= Christopher Jaroniec =

Christopher Jaroniec is an American professor of analytical, physical, chemical physics and biochemistry.

==Education==
He obtained his Bachelor of Science degree in chemistry from Kent State University in 1997 and six years got his Ph.D. in physical chemistry from the Massachusetts Institute of Technology. He is graduate research fellow of National Science Foundation and is Damon Runyon Cancer Research Foundation postdoc fellow.

==Career==
In 2006, Jaroniec became an assistant professor at the Ohio State University and by 2014 became a full professor.

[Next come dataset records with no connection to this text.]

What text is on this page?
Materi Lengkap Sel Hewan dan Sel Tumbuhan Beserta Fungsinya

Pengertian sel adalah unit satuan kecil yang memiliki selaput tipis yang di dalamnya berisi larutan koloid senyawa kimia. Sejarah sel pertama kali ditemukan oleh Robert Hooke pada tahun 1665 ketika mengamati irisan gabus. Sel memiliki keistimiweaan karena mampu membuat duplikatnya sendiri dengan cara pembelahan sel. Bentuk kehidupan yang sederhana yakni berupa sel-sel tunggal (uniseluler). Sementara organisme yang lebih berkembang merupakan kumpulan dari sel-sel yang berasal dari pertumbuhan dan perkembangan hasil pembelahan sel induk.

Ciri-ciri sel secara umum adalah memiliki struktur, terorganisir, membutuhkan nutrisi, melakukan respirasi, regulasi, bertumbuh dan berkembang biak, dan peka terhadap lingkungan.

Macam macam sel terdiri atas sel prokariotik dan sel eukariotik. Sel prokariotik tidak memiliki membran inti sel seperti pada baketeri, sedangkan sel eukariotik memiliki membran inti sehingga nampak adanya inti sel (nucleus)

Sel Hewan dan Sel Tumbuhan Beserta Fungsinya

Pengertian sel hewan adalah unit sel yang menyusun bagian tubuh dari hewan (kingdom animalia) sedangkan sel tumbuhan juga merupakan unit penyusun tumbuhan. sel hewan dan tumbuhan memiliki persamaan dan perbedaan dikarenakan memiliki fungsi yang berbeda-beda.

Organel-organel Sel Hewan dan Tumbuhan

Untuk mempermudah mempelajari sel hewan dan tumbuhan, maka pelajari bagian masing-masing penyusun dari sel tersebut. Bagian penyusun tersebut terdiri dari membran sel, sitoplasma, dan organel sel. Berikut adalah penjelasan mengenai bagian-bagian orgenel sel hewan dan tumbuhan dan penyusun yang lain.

Currently he works at Evans Laboratory where he was also named Evans Scholar and is a recipient of such awards as the Eli Lilly Young Investigator Award for his analytical chemistry research and Camille Dreyfus Teacher-Scholar Award. In 2007, he was awarded New Investigator Research Grant Award from the Alzheimer's Association and an undergraduate award in 1996 from the American Chemical Society. In 1994, he was awarded freshman award from CRC Press of Kent State University and the same year became a recipient of the Merck Award from the same place. He also has over 2,200 citations of his numerous peer reviewed articles which were published in such journals as Biochemistry, Proceedings of the National Academy of Sciences of the United States of America and many others with an h-index of 37.